What I don't get is what I'm supposed to glean from a long story about him, told through the eyes of his exes from the '80s. It's in poor taste to kiss and tell (with names), especially when the subject is married. But such is the popular way now.
Still, if a story is taking the politically incorrect route, the revelations should have a little "oomph" to make them worthwhile — like, say, when Lillian McEwen broke her 30-year silence about her ex, Supreme Court Justice Clarence Thomas. In 2010 she revealed to the Washington Post that Thomas was "obsessed" with porn and spent his downtime at the office contemplating which of his female officemates was likely to have sex with him. That was a story worth the ink to print it. The former girlfriends on Obama? Eh … not so much.
An article that could be headlined "Exclusive: Obama's Exes Speak!" sounds so juicy in theory, as if readers will be privy to some dirt, maybe a buried sexual scandal from way back when, in the absence of one now. Perhaps an early-20s Obama had a rebellious streak that defies the easygoing, levelheaded public persona worn so effortlessly by President Obama today. Perhaps there was something, anything, that would fuel late-night talk or Limbaugh radio shows for weeks to come.
However, we learn from his ex-girlfriends that at 22, postcollegiate Obama mused about his place, path and purpose in the world, not so unlike the lyrics in Diana Ross' Mahogany theme song, "Do you know where you're going to/do you like the thing that life is showing you?" or anyone who just graduated from any institution of higher learning. The titillating revelations are limited to insights such as these: The would-be president read (and reread) Ralph Ellison's Invisible Man, was emotionally guarded, wore Brut deodorant and spent Sunday mornings doing New York Times crossword puzzles while lounging bare-chested in a sarong, with the Brut and sarong-wearing being perhaps the most salacious — and the funniest — parts of the story.

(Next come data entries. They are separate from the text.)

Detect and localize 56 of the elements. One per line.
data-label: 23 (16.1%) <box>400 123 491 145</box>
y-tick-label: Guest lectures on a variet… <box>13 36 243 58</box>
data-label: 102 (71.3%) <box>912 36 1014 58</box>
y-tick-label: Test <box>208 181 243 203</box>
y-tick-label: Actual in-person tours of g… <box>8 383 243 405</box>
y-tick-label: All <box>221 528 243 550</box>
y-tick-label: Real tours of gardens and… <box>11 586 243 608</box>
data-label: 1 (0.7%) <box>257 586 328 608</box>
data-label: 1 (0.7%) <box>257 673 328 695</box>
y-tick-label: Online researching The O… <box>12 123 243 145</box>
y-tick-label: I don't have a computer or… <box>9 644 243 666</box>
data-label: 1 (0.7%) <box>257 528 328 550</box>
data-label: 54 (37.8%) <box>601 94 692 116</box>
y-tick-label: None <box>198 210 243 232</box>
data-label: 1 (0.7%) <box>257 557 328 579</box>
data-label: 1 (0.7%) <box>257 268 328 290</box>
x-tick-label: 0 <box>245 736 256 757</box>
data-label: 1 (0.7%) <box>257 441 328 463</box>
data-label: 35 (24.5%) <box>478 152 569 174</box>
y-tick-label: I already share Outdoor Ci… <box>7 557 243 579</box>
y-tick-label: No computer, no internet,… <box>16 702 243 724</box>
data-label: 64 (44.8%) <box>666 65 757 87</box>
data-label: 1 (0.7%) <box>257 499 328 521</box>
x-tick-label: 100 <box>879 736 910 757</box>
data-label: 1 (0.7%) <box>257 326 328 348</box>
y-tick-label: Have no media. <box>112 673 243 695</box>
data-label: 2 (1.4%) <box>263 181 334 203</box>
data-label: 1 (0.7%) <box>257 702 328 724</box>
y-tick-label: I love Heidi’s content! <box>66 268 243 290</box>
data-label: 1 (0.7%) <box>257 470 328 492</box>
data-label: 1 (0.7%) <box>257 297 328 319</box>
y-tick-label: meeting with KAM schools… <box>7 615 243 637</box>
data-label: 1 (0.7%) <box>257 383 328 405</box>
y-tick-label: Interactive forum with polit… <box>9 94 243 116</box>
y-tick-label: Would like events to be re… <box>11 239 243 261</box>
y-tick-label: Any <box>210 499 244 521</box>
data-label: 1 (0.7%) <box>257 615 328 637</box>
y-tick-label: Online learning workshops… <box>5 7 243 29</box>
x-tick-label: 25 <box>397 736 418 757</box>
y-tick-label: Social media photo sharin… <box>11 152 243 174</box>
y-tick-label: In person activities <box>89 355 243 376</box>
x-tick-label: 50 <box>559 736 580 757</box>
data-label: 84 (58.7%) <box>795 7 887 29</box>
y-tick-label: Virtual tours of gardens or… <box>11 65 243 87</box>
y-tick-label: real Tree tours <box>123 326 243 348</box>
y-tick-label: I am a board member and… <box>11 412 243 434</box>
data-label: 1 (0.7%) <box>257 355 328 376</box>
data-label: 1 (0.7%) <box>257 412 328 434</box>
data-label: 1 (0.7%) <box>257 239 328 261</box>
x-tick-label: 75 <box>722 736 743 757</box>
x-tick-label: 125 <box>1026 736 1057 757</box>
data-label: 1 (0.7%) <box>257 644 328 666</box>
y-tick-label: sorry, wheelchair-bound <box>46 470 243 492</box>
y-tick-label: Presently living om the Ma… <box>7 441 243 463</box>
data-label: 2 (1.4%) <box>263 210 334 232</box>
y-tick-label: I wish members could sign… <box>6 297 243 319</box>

She also recounts the constant feeling that Obama was seeking a woman unlike herself. "I can't help thinking that what he would really want, be powerfully drawn to, was a woman, very strong, very upright, a fighter, a laugher, well-experienced," she wrote. "A black woman I keep seeing her as." It's an insightful observation only because it accurately describes first lady Michelle Obama, his wife of 19 years.
In the painstaking detail expected of a prize-winning journalist, Maraniss aptly compares and contrasts Cook's version of her relationships with the accounts that Obama gave in his 1995 memoir, Dreams From My Father, in which she was referred to but not even given a pseudonym. Even Maraniss acknowledges in the excerpt that the differing accounts are mostly an "understandable matter of perspective."
For instance, Obama inaccurately recalls that the country estate he visited with Cook was her father's, when it was actually owned by her stepfather. Cook says that she pushed Obama away from her; in his memoir, he takes the blame for the relationship's demise.
It's quite telling that the most intriguing aspect of the excerpt wasn't anything the exes said but, rather, the hasty and inaccurate reaction by Politico and the Drudge Report. In the excerpt, Cook refutes Obama's account in his memoir about a date they had at the theater. Obama wrote that he and his then girlfriend went to see a show by a black playwright, and Cook did not understand the cultural humor. Cook says that she never attended such a play.
When Maraniss asked the president about this contradiction while interviewing him for the biography, Obama admitted that some details of that relationship had been "compressed" with another one that occurred when he moved to Chicago. "I was very sensitive in my book not to write about my girlfriends, partly out of respect for them," the president explained.
Politico's Dylan Byers took Obama's explanation as proof that he had been caught in a lie. "Though Dreams From My Father is an autobiography, and hence non-fiction, Obama makes no mention of this 'compression,' nor is there any note by the publisher, Broadway Books," wrote Byers. "In fact, Obama only acknowledged the 'compression' after Maraniss learned that Cook had no recollection of some of the events at which Obama said she was present." The Drudge Report went a step further, running a story with the headline, "Obama Admits Fabricating Girlfriend in Memoir."
If both sites had done a quick fact-check, they would have discovered that the president acknowledged in all editions of his books that he used composites. The Politico story now includes an editors' note acknowledging Byers "significant" inaccuracy.
Even the big story about the big story reached a dead, albeit juicier, end.